This work proposes D2-LoRA, a parameter-efficient fine-tuning method designed for scenarios with limited training data and computational resources, where existing approaches often struggle to balance performance, stability, and mergeability. D2-LoRA integrates signed low-rank residual updates that encode both directional and differential information, complemented by column-wise norm projection to constrain weight updates. This yields an adapter architecture that is highly accurate, exhibits low training variance, and supports algebraic merging without introducing inference latency. Evaluated across eight question answering and reading comprehension benchmarks, D2-LoRA achieves an average accuracy of 76.4%, outperforming LoRA by 2.2 percentage points, while reducing training instability by 36%. The merged model demonstrates a 1.91× increase in inference throughput with negligible numerical degradation of approximately 0.03 percentage points.
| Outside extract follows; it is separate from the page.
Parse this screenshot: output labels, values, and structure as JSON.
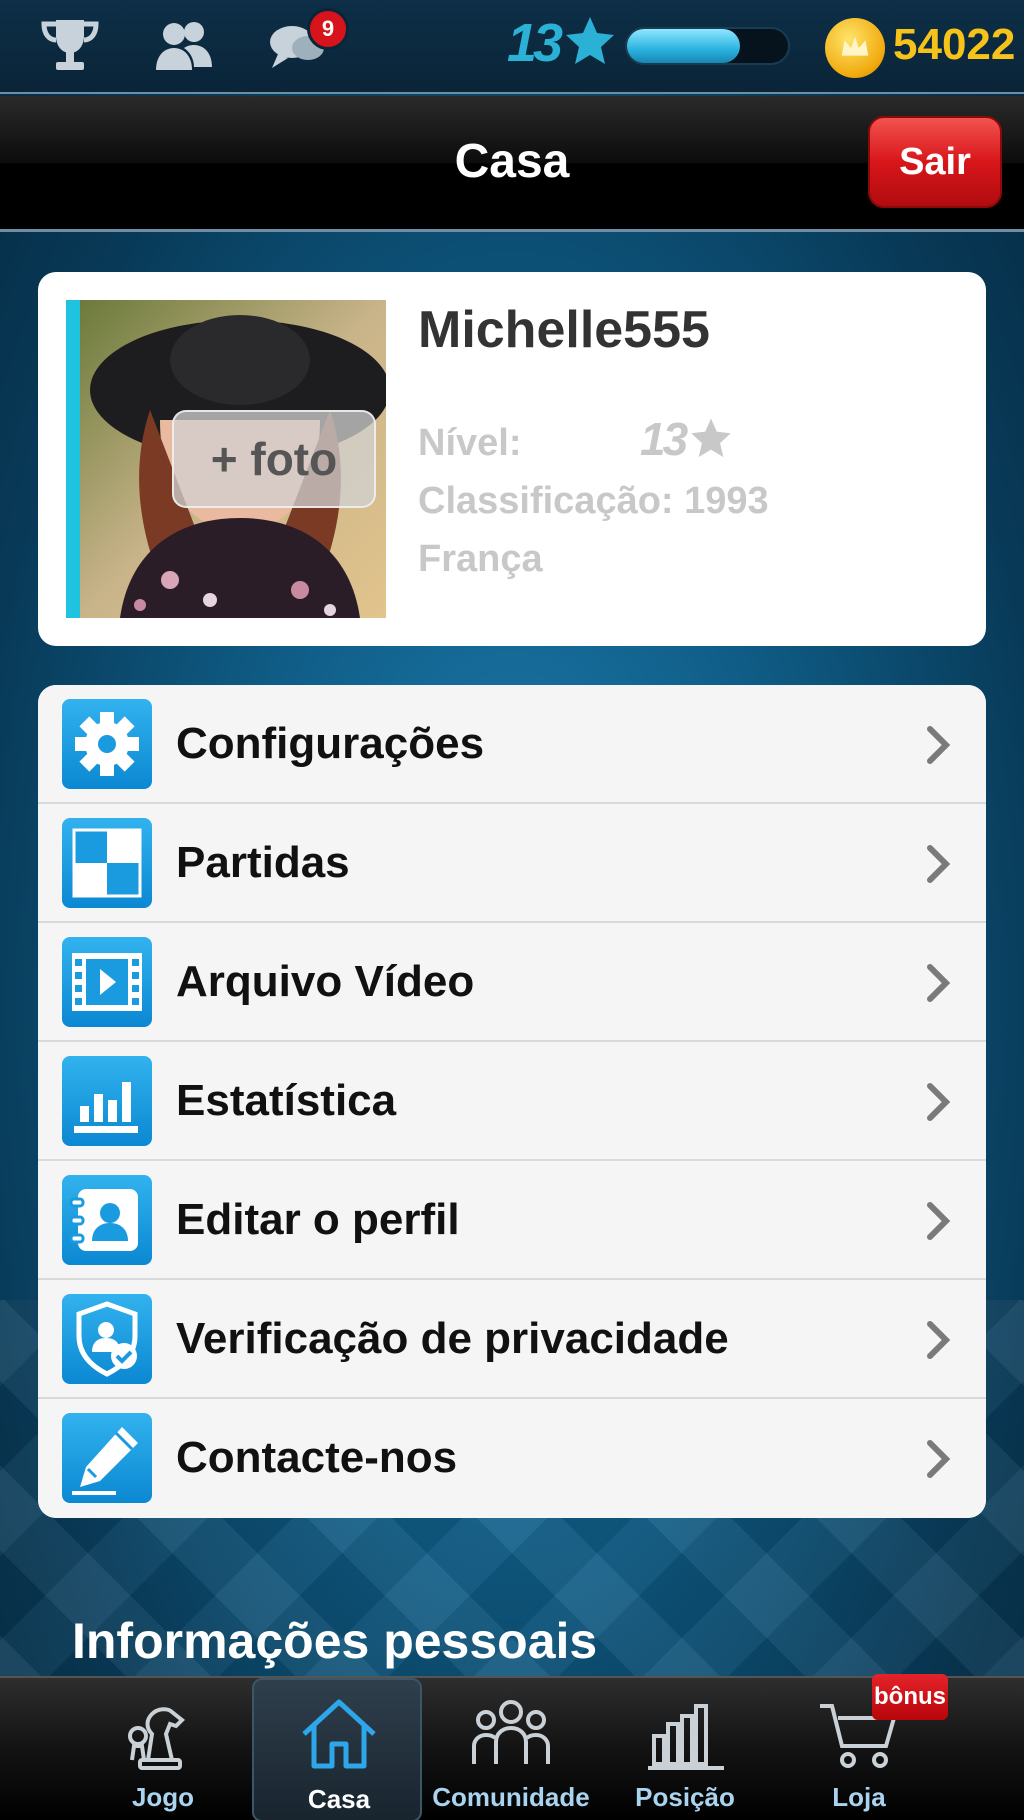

We systematically investigate the parameter-efficient fine-tuning design space under practical data and compute constraints, and propose D2-LoRA. D2-LoRA achieves 76.4 percent average accuracy across eight question answering and reading comprehension benchmarks using only 5k training samples per task and two epochs, while preserving algebraic mergeability at inference with near-exact numerical equivalence. The method combines signed low-rank residual updates with additive and subtractive components, together with a train-time column-wise projection that keeps each column close to its original norm. After training, the adapter is merged into a single weight matrix, adding zero inference latency. Compared with LoRA, D2-LoRA improves average accuracy by 2.2 percentage points; at matched parameter counts (LoRA rank 2r versus D2-LoRA rank r), the improvement is 1.6 points, indicating gains from architectural design rather than increased parameterization. Compared with DoRA, it matches or exceeds performance on most tasks. Beyond QA and reading comprehension, D2-LoRA improves generative tasks (plus 1.2 ROUGE-L and plus 1.1 percent win rate) and shows 36 percent lower training volatility. The merge preserves numerical fidelity (mean gap about 0.03 percentage points) and recovers about 1.91x evaluation throughput. Training overhead is 19 percent, comparable to DoRA, and decreases with longer input sequences. We provide a geometric analysis explaining how the projection stabilizes training, together with ablation studies isolating the contribution of each design component.